Brand Strategy Content Marketing

5 Tips for Building Brand Credibility with Strategic Content

By Hillary Crusan


When customers trust your brand, they are 58% more likely to purchase and 67% more likely to remain loyal. You can drive this kind of confidence with external communications rooted in your company’s values. Get started now. This approach will only become more important as Gen Z — a generation that considers brand values before buying more than older generations — gains market share.

Your website is a great place to start. There, you can publish content that builds credibility and clearly reflects what your brand stands for while also boosting SEO and visibility — it’s a win-win-win! Bolster that content with expert commentary by passionate employees turned thought leaders, and trust in your brand will follow. These five tips will help you along the way.

1. Prioritize Education Over Products and Sales

Before you put pen to paper and start planning a strategic content program, consider what information resonates best with your audience. A recent study on B2B content marketing found educational blogs receive 52% more organic traffic than those focused on company news. Turn casual buyers into brand-loyal customers by creating content that answers their questions about your brand and values — not necessarily your products. An educational content program will showcase business and industry expertise, increasing your brand credibility and your list of quality leads.

2. Choose the Right Topics and Types of Content

Consistent messaging is so critical for relationship building. Disjointed messaging leads to confusion and undermines your credibility.

Set clear messaging guidelines and deploy them throughout your organization to ensure everyone is telling the same brand story. Whether your employees are drafting written content or speaking directly to customers, defined messaging materials ensure you’re not saying one thing and doing another.

Once you have your messaging down, let your audience guide what you write about. Use existing touchpoints to learn what your audience is most interested in, including conversations had with your sales and customer support teams, social media monitoring, contact forms, and review sites. Note emerging industry trends, current events, and challenges your customers are facing. How can you use your content to address them?

Reviewing performance metrics of previous content can also shed light on the types of content your audience prefers. This knowledge can help you pinpoint where you should direct your focus. Is it long-form content people want? Direct your resources to draft more blog posts. Or maybe they prefer something more visual, and it’s time to create more infographics or interactive content. It could be all of the above. But taking the time to give your audience the material they want and package it how they want it only strengthens loyalty.

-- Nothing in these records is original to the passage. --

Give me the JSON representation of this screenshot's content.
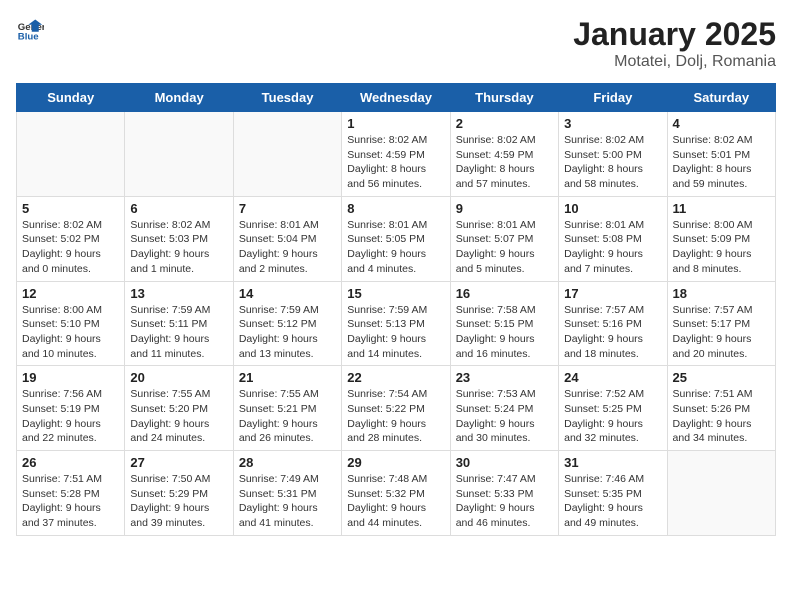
{
  "logo": {
    "text_general": "General",
    "text_blue": "Blue"
  },
  "title": "January 2025",
  "subtitle": "Motatei, Dolj, Romania",
  "weekdays": [
    "Sunday",
    "Monday",
    "Tuesday",
    "Wednesday",
    "Thursday",
    "Friday",
    "Saturday"
  ],
  "weeks": [
    [
      {
        "day": "",
        "detail": ""
      },
      {
        "day": "",
        "detail": ""
      },
      {
        "day": "",
        "detail": ""
      },
      {
        "day": "1",
        "detail": "Sunrise: 8:02 AM\nSunset: 4:59 PM\nDaylight: 8 hours\nand 56 minutes."
      },
      {
        "day": "2",
        "detail": "Sunrise: 8:02 AM\nSunset: 4:59 PM\nDaylight: 8 hours\nand 57 minutes."
      },
      {
        "day": "3",
        "detail": "Sunrise: 8:02 AM\nSunset: 5:00 PM\nDaylight: 8 hours\nand 58 minutes."
      },
      {
        "day": "4",
        "detail": "Sunrise: 8:02 AM\nSunset: 5:01 PM\nDaylight: 8 hours\nand 59 minutes."
      }
    ],
    [
      {
        "day": "5",
        "detail": "Sunrise: 8:02 AM\nSunset: 5:02 PM\nDaylight: 9 hours\nand 0 minutes."
      },
      {
        "day": "6",
        "detail": "Sunrise: 8:02 AM\nSunset: 5:03 PM\nDaylight: 9 hours\nand 1 minute."
      },
      {
        "day": "7",
        "detail": "Sunrise: 8:01 AM\nSunset: 5:04 PM\nDaylight: 9 hours\nand 2 minutes."
      },
      {
        "day": "8",
        "detail": "Sunrise: 8:01 AM\nSunset: 5:05 PM\nDaylight: 9 hours\nand 4 minutes."
      },
      {
        "day": "9",
        "detail": "Sunrise: 8:01 AM\nSunset: 5:07 PM\nDaylight: 9 hours\nand 5 minutes."
      },
      {
        "day": "10",
        "detail": "Sunrise: 8:01 AM\nSunset: 5:08 PM\nDaylight: 9 hours\nand 7 minutes."
      },
      {
        "day": "11",
        "detail": "Sunrise: 8:00 AM\nSunset: 5:09 PM\nDaylight: 9 hours\nand 8 minutes."
      }
    ],
    [
      {
        "day": "12",
        "detail": "Sunrise: 8:00 AM\nSunset: 5:10 PM\nDaylight: 9 hours\nand 10 minutes."
      },
      {
        "day": "13",
        "detail": "Sunrise: 7:59 AM\nSunset: 5:11 PM\nDaylight: 9 hours\nand 11 minutes."
      },
      {
        "day": "14",
        "detail": "Sunrise: 7:59 AM\nSunset: 5:12 PM\nDaylight: 9 hours\nand 13 minutes."
      },
      {
        "day": "15",
        "detail": "Sunrise: 7:59 AM\nSunset: 5:13 PM\nDaylight: 9 hours\nand 14 minutes."
      },
      {
        "day": "16",
        "detail": "Sunrise: 7:58 AM\nSunset: 5:15 PM\nDaylight: 9 hours\nand 16 minutes."
      },
      {
        "day": "17",
        "detail": "Sunrise: 7:57 AM\nSunset: 5:16 PM\nDaylight: 9 hours\nand 18 minutes."
      },
      {
        "day": "18",
        "detail": "Sunrise: 7:57 AM\nSunset: 5:17 PM\nDaylight: 9 hours\nand 20 minutes."
      }
    ],
    [
      {
        "day": "19",
        "detail": "Sunrise: 7:56 AM\nSunset: 5:19 PM\nDaylight: 9 hours\nand 22 minutes."
      },
      {
        "day": "20",
        "detail": "Sunrise: 7:55 AM\nSunset: 5:20 PM\nDaylight: 9 hours\nand 24 minutes."
      },
      {
        "day": "21",
        "detail": "Sunrise: 7:55 AM\nSunset: 5:21 PM\nDaylight: 9 hours\nand 26 minutes."
      },
      {
        "day": "22",
        "detail": "Sunrise: 7:54 AM\nSunset: 5:22 PM\nDaylight: 9 hours\nand 28 minutes."
      },
      {
        "day": "23",
        "detail": "Sunrise: 7:53 AM\nSunset: 5:24 PM\nDaylight: 9 hours\nand 30 minutes."
      },
      {
        "day": "24",
        "detail": "Sunrise: 7:52 AM\nSunset: 5:25 PM\nDaylight: 9 hours\nand 32 minutes."
      },
      {
        "day": "25",
        "detail": "Sunrise: 7:51 AM\nSunset: 5:26 PM\nDaylight: 9 hours\nand 34 minutes."
      }
    ],
    [
      {
        "day": "26",
        "detail": "Sunrise: 7:51 AM\nSunset: 5:28 PM\nDaylight: 9 hours\nand 37 minutes."
      },
      {
        "day": "27",
        "detail": "Sunrise: 7:50 AM\nSunset: 5:29 PM\nDaylight: 9 hours\nand 39 minutes."
      },
      {
        "day": "28",
        "detail": "Sunrise: 7:49 AM\nSunset: 5:31 PM\nDaylight: 9 hours\nand 41 minutes."
      },
      {
        "day": "29",
        "detail": "Sunrise: 7:48 AM\nSunset: 5:32 PM\nDaylight: 9 hours\nand 44 minutes."
      },
      {
        "day": "30",
        "detail": "Sunrise: 7:47 AM\nSunset: 5:33 PM\nDaylight: 9 hours\nand 46 minutes."
      },
      {
        "day": "31",
        "detail": "Sunrise: 7:46 AM\nSunset: 5:35 PM\nDaylight: 9 hours\nand 49 minutes."
      },
      {
        "day": "",
        "detail": ""
      }
    ]
  ]
}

3. Support Content with Research and Statistics

Compelling research and statistics add credibility to your content and grab your readers’ attention. Leverage your own original data, or seek it out from reliable third parties like research organizations, industry groups, nonprofits, and advocacy organizations. When you find a piece of research to share, don’t just cite it. Add to the conversation by interpreting the numbers in a way that makes them more relevant to your audience. Applying the data to a common industry situation or sharing a personal anecdote creates the context that adds a layer of relatability and trust to hard facts.

4. Review and Revise Outdated Content

Maintaining a steady stream of quality content is just as crucial to a business’s market share as any other function (e.g., product development, innovation, digitization, etc.). But that doesn’t mean you need to draft net new pieces every time. Updating an article from five years ago that is still drawing traffic can be just as valuable as creating a brand-new piece. What’s more, search engines can easily dig up older, now inaccurate content that might hurt your brand’s credibility in the here and now. Keeping older blogs updated to reflect recent happenings is especially important in highly regulated industries like healthcare and finance, where outdated advice can have real ramifications.

To avoid the negative repercussions of outdated content, create an internal process to identify pieces needing an update. This could be a complete review of every piece of content on a set timetable or a topic-specific analysis. For example, if new regulation impacts your industry, have a team member review your existing library for any inaccurate pieces, data points, or links. Even if you don’t have the resources to do a full update, a disclaimer explaining that an article may be incorrect or outdated can keep readers from forming a negative opinion about your brand and reinforce your expertise.

5. Deliver Knowledge of Value from Trusted Sources

Employees are often underused assets in external branding campaigns. With a solid internal communications program in place, employees can become your brand’s biggest champions. They already believe in your mission; you just need to give them the words and tactics to amplify it. Every team member, from the intern to the CEO, will absorb what it means to be a part of your brand. And they’ll be able to project it more naturally in front of your customers.

Employees who are good brand ambassadors are also great potential thought leaders. Keep an eye out for passionate employees with industry knowledge and experiences to share. These individuals should start by authoring a blog post on their subject of expertise. As they become more comfortable with the role of spokesperson, you may find they are good candidates to speak to the media or present at industry events. Having a bench of reliable thought leaders humanizes your brand, creates a trusted resource for your customers and instills more confidence in your expertise.  

Brand credibility is a central factor in your customer’s decision-making process, but it doesn’t come from your products and services alone. A strategic and thoughtful content creation strategy aided by quality thought leadership can boost your reputation with prospects and cement your brand’s place as a trusted industry expert.

Go forth and write your way to brand credibility!